According to Putin, Snowden is in the transit area of the Moscow airport, and has not officially crossed the border into Russia.
Some are questioning whether any U.S. president could handle this awkward situation any differently.
"It could be handled differently if not for two words: Viktor Bout," said The New Republic's Julia Ioffe, referring to the Russian arms smuggler who was captured in Thailand and taken to the U.S. for trial. Bout is currently in prison in the U.S.
"The Russians were about as mad at that as we are about Edward Snowden. And we did not extradite him as Russia asked. I think maybe the Americans would have been able to get a better deal before Victor Bout," said Ioffe.
"The Russians are looking for the best deal here, what's going to benefit Russia the most, whether dragging this story out, making Obama look bad, or get at the information he already has," said former CIA officer Peter Brookes.
Snowden walked into Russia with three computers packed with intelligence information. Ioffe said there is no chance that the Russians do not possess every giga byte on those machines.
The U.S. does not have an extradition treaty with Russia, but the White House said there is a clear legal basis to expel Snowden. His passport has reportedly been revoked and he is facing espionage charges.
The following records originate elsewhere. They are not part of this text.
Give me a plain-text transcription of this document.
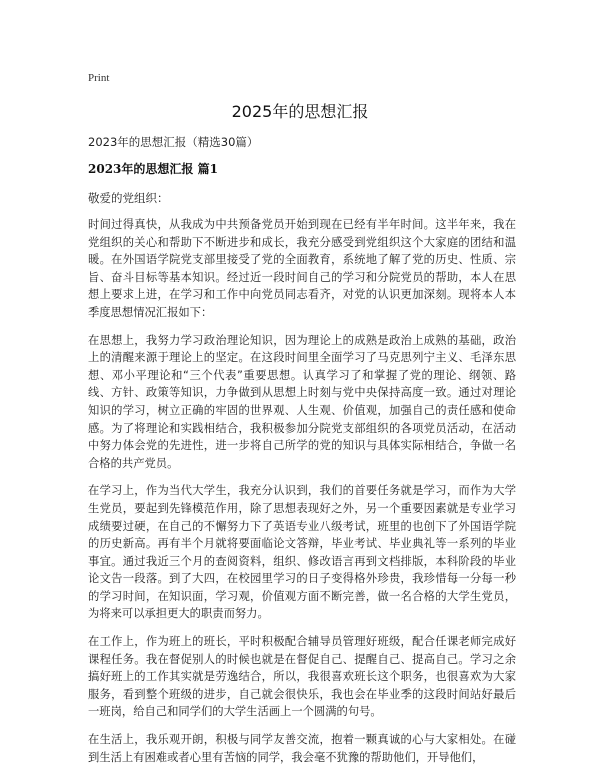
Print
2025年的思想汇报
2023年的思想汇报（精选30篇）
2023年的思想汇报 篇1
敬爱的党组织：

时间过得真快，从我成为中共预备党员开始到现在已经有半年时间。这半年来，我在党组织的关心和帮助下不断进步和成长，我充分感受到党组织这个大家庭的团结和温暖。在外国语学院党支部里接受了党的全面教育，系统地了解了党的历史、性质、宗旨、奋斗目标等基本知识。经过近一段时间自己的学习和分院党员的帮助，本人在思想上要求上进，在学习和工作中向党员同志看齐，对党的认识更加深刻。现将本人本季度思想情况汇报如下：

在思想上，我努力学习政治理论知识，因为理论上的成熟是政治上成熟的基础，政治上的清醒来源于理论上的坚定。在这段时间里全面学习了马克思列宁主义、毛泽东思想、邓小平理论和“三个代表”重要思想。认真学习了和掌握了党的理论、纲领、路线、方针、政策等知识，力争做到从思想上时刻与党中央保持高度一致。通过对理论知识的学习，树立正确的牢固的世界观、人生观、价值观，加强自己的责任感和使命感。为了将理论和实践相结合，我积极参加分院党支部组织的各项党员活动，在活动中努力体会党的先进性，进一步将自己所学的党的知识与具体实际相结合，争做一名合格的共产党员。

在学习上，作为当代大学生，我充分认识到，我们的首要任务就是学习，而作为大学生党员，要起到先锋模范作用，除了思想表现好之外，另一个重要因素就是专业学习成绩要过硬，在自己的不懈努力下了英语专业八级考试，班里的也创下了外国语学院的历史新高。再有半个月就将要面临论文答辩，毕业考试、毕业典礼等一系列的毕业事宜。通过我近三个月的查阅资料，组织、修改语言再到文档排版，本科阶段的毕业论文告一段落。到了大四，在校园里学习的日子变得格外珍贵，我珍惜每一分每一秒的学习时间，在知识面，学习观，价值观方面不断完善，做一名合格的大学生党员，为将来可以承担更大的职责而努力。

在工作上，作为班上的班长，平时积极配合辅导员管理好班级，配合任课老师完成好课程任务。我在督促别人的时候也就是在督促自己、提醒自己、提高自己。学习之余搞好班上的工作其实就是劳逸结合，所以，我很喜欢班长这个职务，也很喜欢为大家服务，看到整个班级的进步，自己就会很快乐，我也会在毕业季的这段时间站好最后一班岗，给自己和同学们的大学生活画上一个圆满的句号。

在生活上，我乐观开朗，积极与同学友善交流，抱着一颗真诚的心与大家相处。在碰到生活上有困难或者心里有苦恼的同学，我会毫不犹豫的帮助他们，开导他们，
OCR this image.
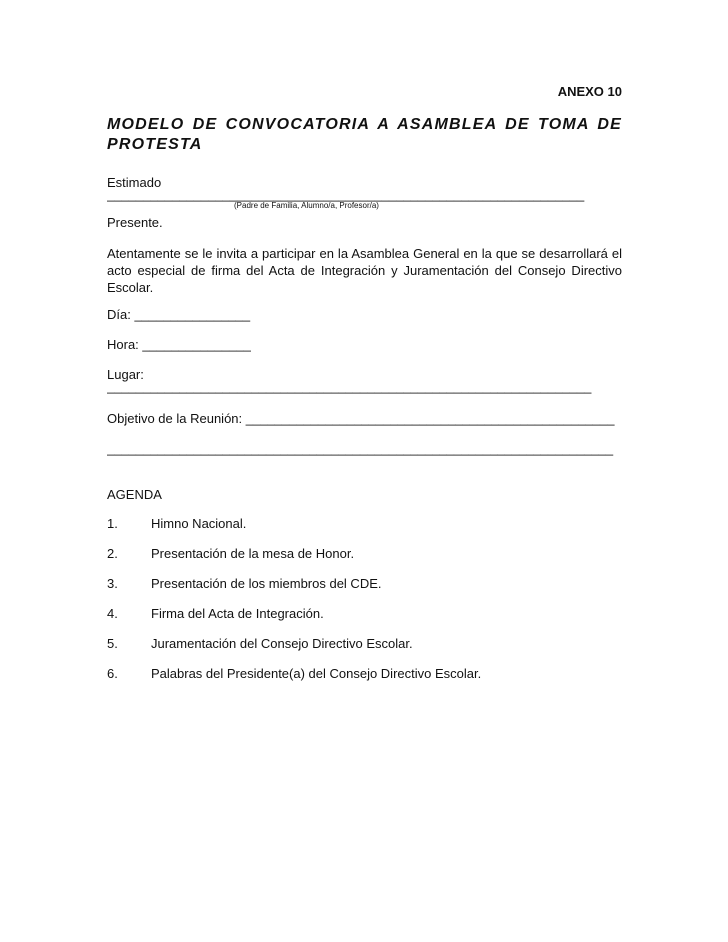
ANEXO 10
MODELO DE CONVOCATORIA A ASAMBLEA DE TOMA DE PROTESTA

Estimado

__________________________________________________________________

(Padre de Familia, Alumno/a, Profesor/a)

Presente.

Atentamente se le invita a participar en la Asamblea General en la que se desarrollará el acto especial de firma del Acta de Integración y Juramentación del Consejo Directivo Escolar.

Día: ________________

Hora: _______________

Lugar:

___________________________________________________________________

Objetivo de la Reunión: ___________________________________________________

______________________________________________________________________

AGENDA

1.	Himno Nacional.
2.	Presentación de la mesa de Honor.
3.	Presentación de los miembros del CDE.
4.	Firma del Acta de Integración.
5.	Juramentación del Consejo Directivo Escolar.
6.	Palabras del Presidente(a) del Consejo Directivo Escolar.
"We are asking the Russian government to take action to expel Mr. Snowden without delay and to build upon the strong law enforcement cooperation we have had, particularly since the Boston Marathon bombing," Caitlin Hayden, National Security Council spokeswoman, said in a statement.
"I think Snowden's going to stay in Moscow," said Ioffe. "I don't think he's going to make it to Ecuador... He has so much knowledge that's valuable to the Russians and he has revenge potential for the Russians. Just keeping him there while we keep Viktor Bout, must taste so good to the Russians."
If Snowden does that, his status would change from whistelblower to spy, said Brookes, who added he does not think Snowden will stay in Russia.
"It lowers his status significantly if he goes to a country like North Korea, or Cuba, or Venezuela or Ecuador or Russia, or somewhere along those line," said Brookes.